Since lifting their first French league title in 2007, they have never relinquished it, winning it 13 times in a row and counting. And when it comes to the UEFA Women’s Champions League, l’OL are also an irresistible force, having claimed the trophy six times in nine attempts since 2011, the last four of those triumphs coming consecutively.

Reynald Pedros has masterminded the side’s last two trophy-laden seasons. After arriving at the club for his first job in women’s football in 2017, he maintained Lyon’s status as the queens of European football in 2018, an achievement that led to him winning The Best FIFA Women’s Coach award. Though it was hard to see how he could do any better, the French coach went and did just that last season, having predicted as much to FIFA.com when collecting his 2018 award in London.

Two becomes three

What he said: “The objective we set was to win the three titles: the league, Coupe de France, and the Champions League. We only got two of them, so there’s still one for us to go and win.”

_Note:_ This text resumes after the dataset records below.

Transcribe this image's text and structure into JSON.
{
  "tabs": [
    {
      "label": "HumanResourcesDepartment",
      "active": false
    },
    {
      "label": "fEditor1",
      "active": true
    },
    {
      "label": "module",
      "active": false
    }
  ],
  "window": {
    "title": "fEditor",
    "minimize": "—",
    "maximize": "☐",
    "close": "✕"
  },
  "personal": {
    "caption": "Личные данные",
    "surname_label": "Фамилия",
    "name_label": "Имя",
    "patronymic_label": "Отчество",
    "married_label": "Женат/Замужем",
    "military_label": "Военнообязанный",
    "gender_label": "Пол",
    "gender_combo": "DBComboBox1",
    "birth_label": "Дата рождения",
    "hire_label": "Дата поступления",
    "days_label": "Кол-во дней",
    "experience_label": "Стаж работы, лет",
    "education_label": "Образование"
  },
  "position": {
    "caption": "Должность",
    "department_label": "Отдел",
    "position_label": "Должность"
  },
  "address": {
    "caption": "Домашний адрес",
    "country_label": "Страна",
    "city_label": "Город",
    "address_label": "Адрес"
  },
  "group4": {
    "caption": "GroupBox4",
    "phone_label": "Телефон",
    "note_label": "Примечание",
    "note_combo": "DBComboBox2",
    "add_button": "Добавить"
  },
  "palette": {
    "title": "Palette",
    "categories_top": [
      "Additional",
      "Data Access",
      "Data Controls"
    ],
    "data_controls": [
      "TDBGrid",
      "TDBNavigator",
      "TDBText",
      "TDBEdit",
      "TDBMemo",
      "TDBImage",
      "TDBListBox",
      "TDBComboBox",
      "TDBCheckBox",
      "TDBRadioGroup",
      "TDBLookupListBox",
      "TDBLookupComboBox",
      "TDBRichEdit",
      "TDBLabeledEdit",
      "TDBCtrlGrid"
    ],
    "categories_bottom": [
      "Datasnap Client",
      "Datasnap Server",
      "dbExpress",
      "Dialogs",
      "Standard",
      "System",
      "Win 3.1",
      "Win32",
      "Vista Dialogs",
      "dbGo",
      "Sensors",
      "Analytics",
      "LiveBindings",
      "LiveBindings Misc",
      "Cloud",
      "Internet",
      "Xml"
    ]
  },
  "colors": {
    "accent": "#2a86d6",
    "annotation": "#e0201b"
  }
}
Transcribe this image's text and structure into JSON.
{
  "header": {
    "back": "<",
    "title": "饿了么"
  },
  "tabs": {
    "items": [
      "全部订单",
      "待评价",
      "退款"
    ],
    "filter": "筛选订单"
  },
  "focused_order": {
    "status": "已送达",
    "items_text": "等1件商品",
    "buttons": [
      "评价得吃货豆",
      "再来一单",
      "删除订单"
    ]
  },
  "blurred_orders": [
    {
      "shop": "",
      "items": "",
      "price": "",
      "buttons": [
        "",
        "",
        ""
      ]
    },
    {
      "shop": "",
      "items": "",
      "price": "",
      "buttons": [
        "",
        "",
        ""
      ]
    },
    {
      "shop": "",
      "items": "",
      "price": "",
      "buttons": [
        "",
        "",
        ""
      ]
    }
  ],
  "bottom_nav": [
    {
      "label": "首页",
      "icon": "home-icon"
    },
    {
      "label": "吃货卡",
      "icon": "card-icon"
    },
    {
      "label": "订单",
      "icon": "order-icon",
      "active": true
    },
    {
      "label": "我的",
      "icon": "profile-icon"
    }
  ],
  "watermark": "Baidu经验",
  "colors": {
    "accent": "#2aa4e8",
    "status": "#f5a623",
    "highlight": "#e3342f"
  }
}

What happened: Victorious in the Champions League and the French league in 2018, Lyon missed out on the treble when they were beaten 1-0 by Paris Saint-Germain in the Coupe de France final. While the season was an undoubted success, with Lyon’s domestic and continental domination helping Pedros to pick up The Best award, that cup final defeat marred what would have been a perfect season. The French giants set the record straight in 2019, retaining their league and European titles and hoisting the Coupe de France aloft for an eighth time.

First is all that matters

What he said: “I’ve got some great competitors. They don’t want to come second and neither do I. It’s tough to stay at the top, but when you manage to combine talent with a team ethic, you get even stronger.”

What happened: Showing that desire not to be second, Pedros’ charges took to the top of the league on the opening day of the season, thanks to an 8-0 defeat of Lille. They stayed there for the rest of the 22-game season, recording 20 wins and two draws. Lyon were equally impressive in the Coupe de France, scoring five victories in as many matches. On the European scene they chalked up eight wins in their nine games, while drawing 1-1 at Chelsea in the semi-final second leg. Lyon underlined their class with a 4-1 defeat of an enterprising Barcelona side in the final.

Defeat not an option

What he said: “It’s awful. We lost our first pre-season match against Manchester City (3-2 in August 2017). It really hurt, and I said to myself: ‘This can’t happen again’.”

What happened: l’OL’s 2018/19 record

-French league: 22 matches, 20 wins, two draws, no defeats, 89 goals for, six against
-Coupe de France: five matches, five wins, 16 goals for, one against
-UEFA Women’s Champions League: nine matches, eight wins, one draw, 33 goals for, six against

Pedros said it could not happen again and it did not: Lyon went unbeaten through the entire season.

The winning habit

What he said: “It’s a very short career and you have to take opportunities when they come and as soon as they come because you don’t know what’s going to happen tomorrow. When you have a chance to win a trophy or claim a win you have to take it, enjoy it, and then move on and try to win something else. I haven’t asked myself if it’s too early or if it’s happened too quickly.”

What happened: Having taken over from Gerard Precheur – the winner of trebles in his last two seasons – the former Nantes and France winger showed he was capable of maintaining Lyon’s insatiable winning habit. The winner of a double in his first season and a treble in his second and the reigning women’s coach of the year, Pedros is longer in the Lyon dugout, with club and coach having agreed to go their separate ways in the close season. Can he now claim another accolade at The Best FIFA Football Awards?